Title: Fast & Sample-efficient Algorithms for Neural Network Training with Theoretical Guarantee
Abstract: As deep learning (DL) breakthroughs drive the recent artificial intelligence (AI) boom, neural networks have become the most powerful tools in developing AI learning systems. Despite the early success, DL-based AI learning systems lack public trust because they work in a “black-box” manner. To trust its decisions, we need to know how an AI system arrives at its conclusions, which is to change the black magic of AI into scientific theorems. Moreover, as the sizes of both datasets and learning models grow increasingly fast, modern learning tasks demand a significantly high amount of reliable (labeled) data and computational resources to learn and extract desired information. In this talk, two algorithms, (i) magnitude-based neural network pruning and (ii) self-training via unlabeled data, with theoretical explanations, will be shared in addressing the challenges above in training neural networks. First, network pruning removes unnecessary parts (weights, neurons, or even layers) of the neural networks, and we observe an equal or even better performance at a significantly reduced computational cost. In addition, we connect the numerical success of pruning with theoretical characterizations of a benign landscape in training pruned networks, which leads to reduced sample complexity and fast convergence. Second, self-training leverages a large amount of unlabeled data to improve learning when the labeled data are limited. Acquiring labeled data involves human experts, which is costly and slow. Therefore, the labeled data amount does not always support the convergence in training neural networks. However, with the help of unlabeled data, we prove that the self-training algorithm converges to the desired point with a bounded distance even with insufficient labeled data. In addition, quantitative justifications between the unlabeled data amount and the improved performance are provided in both theoretical and numerical aspects.
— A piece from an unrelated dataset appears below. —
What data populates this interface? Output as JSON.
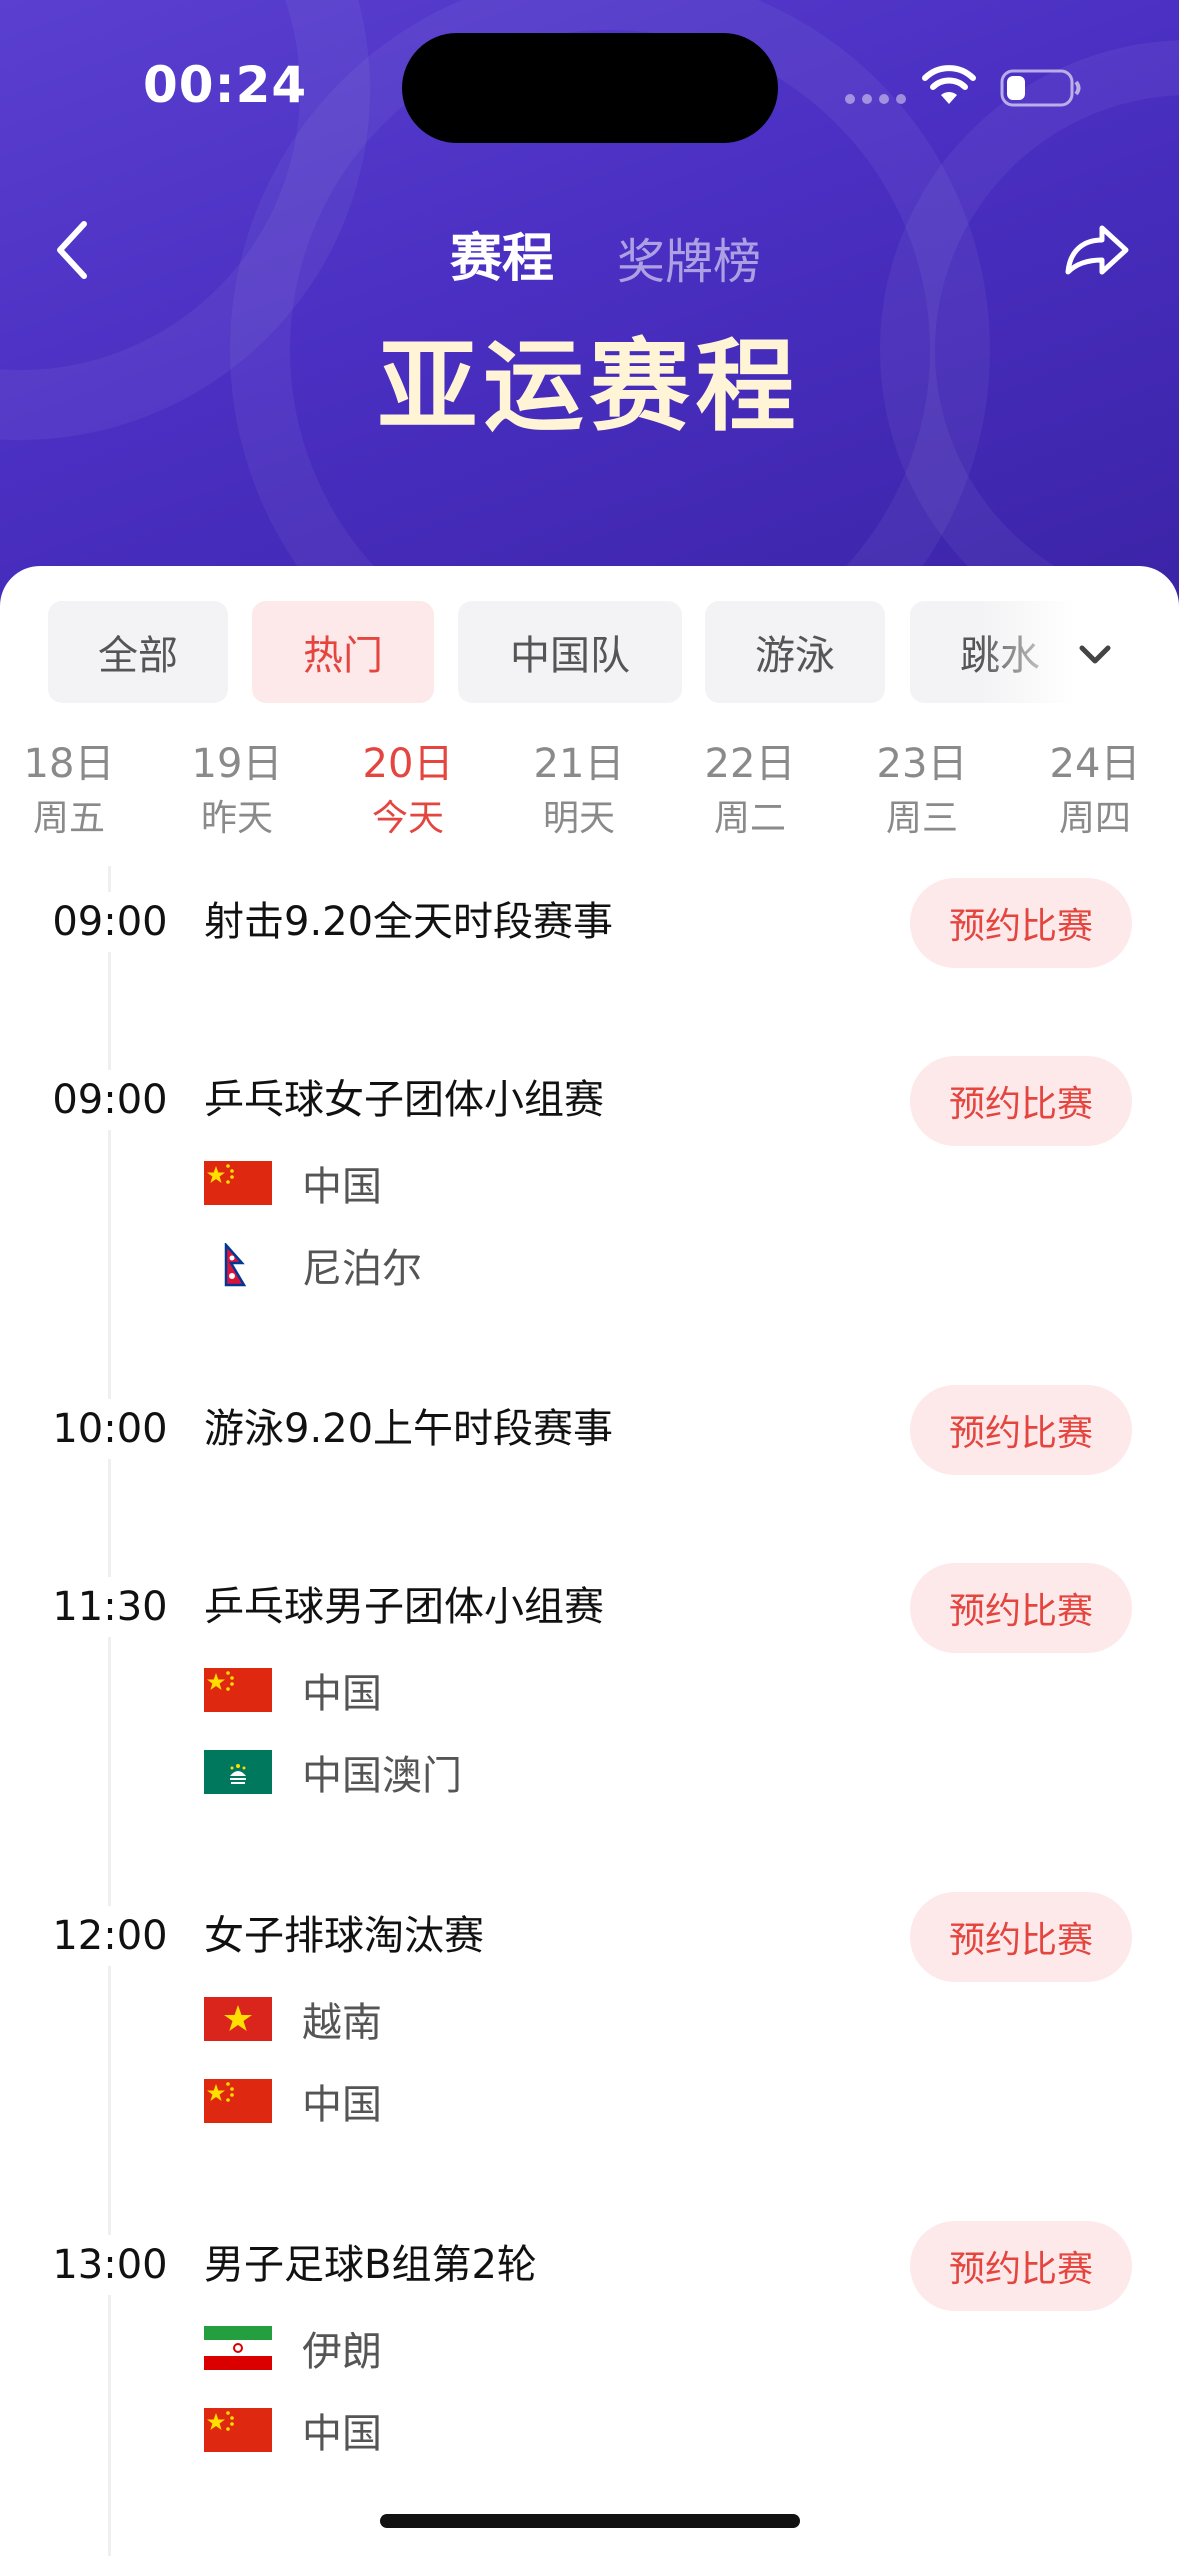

Speaker Bio: Shuai is currently a postdoc at Rensselaer Polytechnic Institute. He received his Ph.D. from the Department of Electrical, Computer, and Systems Engineering at Rensselaer Polytechnic Institute in 2021, supervised by Prof. Meng Wang. He received his Bachelor’s degree in Electrical Engineering at the University of Science and Technology of China in 2016. His research interests span artificial intelligence/deep learning, optimization, data science, and signal processing, focusing on theoretical foundations of deep learning, and developing explainable and efficient learning algorithms.